Open rtrox opened 5 years ago
Sorry, I should have also mentioned: This is updating to the latest kernel from the latest sdcard image (1.9.0).
Hardware is a mix of Rpi 2B+, 3, and 3B+, though it doesn't look to be hardware related.
Thanks @rtrox I can reproduce the problem. containerd cannot be started as modprobe overlay
does not work.
Indeed there are missing several files
$ ls /lib/modules/4.14.79-hypriotos-v7+/
kernel modules.builtin modules.order
and the previous one
$ ls -l /lib/modules/4.14.34-hypriotos-v7+/
total 1928
drwxr-xr-x 11 root root 4096 Dec 1 18:43 kernel
-rw-r--r-- 1 root root 500660 Apr 22 2018 modules.alias
-rw-r--r-- 1 root root 518161 Apr 22 2018 modules.alias.bin
-rw-r--r-- 1 root root 11137 Apr 22 2018 modules.builtin
-rw-r--r-- 1 root root 12165 Apr 22 2018 modules.builtin.bin
-rw-r--r-- 1 root root 149781 Apr 22 2018 modules.dep
-rw-r--r-- 1 root root 215917 Apr 22 2018 modules.dep.bin
-rw-r--r-- 1 root root 302 Apr 22 2018 modules.devname
-rw-r--r-- 1 root root 57528 Apr 22 2018 modules.order
-rw-r--r-- 1 root root 403 Apr 22 2018 modules.softdep
-rw-r--r-- 1 root root 216125 Apr 22 2018 modules.symbols
-rw-r--r-- 1 root root 265295 Apr 22 2018 modules.symbols.bin
@StefanScherer - for what it's worth, I'd installed 4.14.70 from the artifacts in CircleCI before I saw that you'd uploaded this version, and it appeared to have similar characteristics.
Thanks @rtrox yes, I've checked the contents of the deb files by downloading to my Mac and then listing them in a Linux container:
docker run -it -v $(pwd):/deb ubuntu dpkg -c /deb/raspberrypi-kernel_20180922-053217_armhf.deb | grep -v kernel
The 4.14.34 was fine. The latest kernel 4.14.79 from the Raspberry Org also looks better. I've installed it with
sudo apt install raspberrypi-kernel=1.20181112-1
sudo reboot
and I'm trying latest Docker with it. Single node docker swarm also looks good.

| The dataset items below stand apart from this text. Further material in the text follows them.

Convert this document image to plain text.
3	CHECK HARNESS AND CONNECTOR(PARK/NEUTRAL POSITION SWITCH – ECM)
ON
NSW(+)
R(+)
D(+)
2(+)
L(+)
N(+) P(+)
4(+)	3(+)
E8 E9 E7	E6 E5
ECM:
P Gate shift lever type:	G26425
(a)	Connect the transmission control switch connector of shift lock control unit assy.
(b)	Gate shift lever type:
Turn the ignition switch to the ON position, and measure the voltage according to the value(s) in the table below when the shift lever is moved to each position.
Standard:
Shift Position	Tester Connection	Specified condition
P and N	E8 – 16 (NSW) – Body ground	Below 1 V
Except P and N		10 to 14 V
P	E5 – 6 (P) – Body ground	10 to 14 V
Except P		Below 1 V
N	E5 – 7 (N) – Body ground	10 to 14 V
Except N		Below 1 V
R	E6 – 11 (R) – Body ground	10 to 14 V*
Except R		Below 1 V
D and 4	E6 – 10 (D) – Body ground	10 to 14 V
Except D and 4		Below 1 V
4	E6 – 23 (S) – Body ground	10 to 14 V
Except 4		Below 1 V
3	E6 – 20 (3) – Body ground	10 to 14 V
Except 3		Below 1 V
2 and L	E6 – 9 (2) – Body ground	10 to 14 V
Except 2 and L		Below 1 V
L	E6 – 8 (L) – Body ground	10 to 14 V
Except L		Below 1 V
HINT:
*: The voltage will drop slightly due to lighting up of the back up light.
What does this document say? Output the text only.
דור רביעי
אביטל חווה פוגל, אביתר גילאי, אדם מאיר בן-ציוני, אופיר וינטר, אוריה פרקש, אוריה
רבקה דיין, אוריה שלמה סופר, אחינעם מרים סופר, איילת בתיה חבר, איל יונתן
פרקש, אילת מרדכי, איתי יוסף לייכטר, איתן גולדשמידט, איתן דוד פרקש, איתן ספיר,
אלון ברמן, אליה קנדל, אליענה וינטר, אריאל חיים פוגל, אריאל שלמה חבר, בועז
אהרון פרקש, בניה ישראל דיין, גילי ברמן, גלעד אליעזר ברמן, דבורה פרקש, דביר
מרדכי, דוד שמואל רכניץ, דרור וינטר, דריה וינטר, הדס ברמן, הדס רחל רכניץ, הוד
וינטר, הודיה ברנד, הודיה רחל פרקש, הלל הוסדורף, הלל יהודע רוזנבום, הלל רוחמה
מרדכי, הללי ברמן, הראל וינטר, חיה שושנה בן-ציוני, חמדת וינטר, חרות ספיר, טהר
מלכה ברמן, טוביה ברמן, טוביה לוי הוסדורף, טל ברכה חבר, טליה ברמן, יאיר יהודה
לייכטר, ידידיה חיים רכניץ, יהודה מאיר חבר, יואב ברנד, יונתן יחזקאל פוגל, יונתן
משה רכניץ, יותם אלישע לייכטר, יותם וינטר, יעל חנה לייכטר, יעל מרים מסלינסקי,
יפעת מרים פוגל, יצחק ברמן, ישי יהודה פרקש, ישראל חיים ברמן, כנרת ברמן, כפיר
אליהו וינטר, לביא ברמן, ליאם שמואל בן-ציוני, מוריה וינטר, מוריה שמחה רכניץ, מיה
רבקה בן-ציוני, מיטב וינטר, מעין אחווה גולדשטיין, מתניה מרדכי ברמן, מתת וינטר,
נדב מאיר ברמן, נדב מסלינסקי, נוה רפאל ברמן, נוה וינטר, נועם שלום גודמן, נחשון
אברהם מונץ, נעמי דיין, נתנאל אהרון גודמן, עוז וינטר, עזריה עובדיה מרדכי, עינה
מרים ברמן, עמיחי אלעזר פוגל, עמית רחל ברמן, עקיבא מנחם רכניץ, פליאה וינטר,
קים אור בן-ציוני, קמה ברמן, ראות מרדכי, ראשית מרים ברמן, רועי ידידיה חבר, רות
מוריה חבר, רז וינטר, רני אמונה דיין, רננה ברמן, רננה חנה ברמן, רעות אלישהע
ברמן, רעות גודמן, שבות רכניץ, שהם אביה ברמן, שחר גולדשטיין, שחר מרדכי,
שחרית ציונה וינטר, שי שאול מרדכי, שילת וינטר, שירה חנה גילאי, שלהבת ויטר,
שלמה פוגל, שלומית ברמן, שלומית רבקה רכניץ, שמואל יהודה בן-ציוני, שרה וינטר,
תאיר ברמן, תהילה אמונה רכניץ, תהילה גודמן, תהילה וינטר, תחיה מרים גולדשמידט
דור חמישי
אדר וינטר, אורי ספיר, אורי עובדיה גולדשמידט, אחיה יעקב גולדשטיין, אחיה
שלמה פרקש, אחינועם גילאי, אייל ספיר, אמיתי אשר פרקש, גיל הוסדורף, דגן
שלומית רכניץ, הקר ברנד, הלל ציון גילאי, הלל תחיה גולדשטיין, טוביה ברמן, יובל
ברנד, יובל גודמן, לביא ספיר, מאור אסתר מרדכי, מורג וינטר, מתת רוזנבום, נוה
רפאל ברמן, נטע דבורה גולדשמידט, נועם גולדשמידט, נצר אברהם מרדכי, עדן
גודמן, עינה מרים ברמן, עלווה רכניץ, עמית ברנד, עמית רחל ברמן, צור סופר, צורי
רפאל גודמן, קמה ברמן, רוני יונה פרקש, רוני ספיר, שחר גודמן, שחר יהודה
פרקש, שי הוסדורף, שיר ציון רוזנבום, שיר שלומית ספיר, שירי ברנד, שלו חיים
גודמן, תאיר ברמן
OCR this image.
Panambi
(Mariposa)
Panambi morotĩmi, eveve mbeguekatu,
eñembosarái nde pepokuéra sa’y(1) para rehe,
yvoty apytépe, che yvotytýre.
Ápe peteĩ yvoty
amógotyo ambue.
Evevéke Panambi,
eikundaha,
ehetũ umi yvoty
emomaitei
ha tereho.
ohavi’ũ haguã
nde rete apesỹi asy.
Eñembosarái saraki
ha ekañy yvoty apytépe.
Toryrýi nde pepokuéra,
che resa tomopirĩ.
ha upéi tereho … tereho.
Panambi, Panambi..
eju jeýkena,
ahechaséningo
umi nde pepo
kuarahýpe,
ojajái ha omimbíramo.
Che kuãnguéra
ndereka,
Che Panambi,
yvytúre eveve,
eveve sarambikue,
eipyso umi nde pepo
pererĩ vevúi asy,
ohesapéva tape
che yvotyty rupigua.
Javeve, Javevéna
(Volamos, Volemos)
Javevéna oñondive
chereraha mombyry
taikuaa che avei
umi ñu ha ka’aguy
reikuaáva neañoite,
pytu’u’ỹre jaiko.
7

I'll remove the 4.14.79 kernel from packagecloud again as it has missing files. In the meantime I have prepared a SD card with upstream kernel 4.14.79 and latest Docker Engine and tools installed. Stay tuned ;-)
Here is a first SD card image https://github.com/hypriot/image-builder-rpi/releases/download/v1.10.0-rc1/hypriotos-rpi-v1.10.0-rc1.img.zip I would love to hear your feedback.
@StefanScherer this morning I drained one of my kubernetes node, and loaded the new sd card image onto it. I was able to boot it no problem, but now that I'm trying to join it back into the cluster, it's started crash looping, I suspect because of weave (CNI plugin).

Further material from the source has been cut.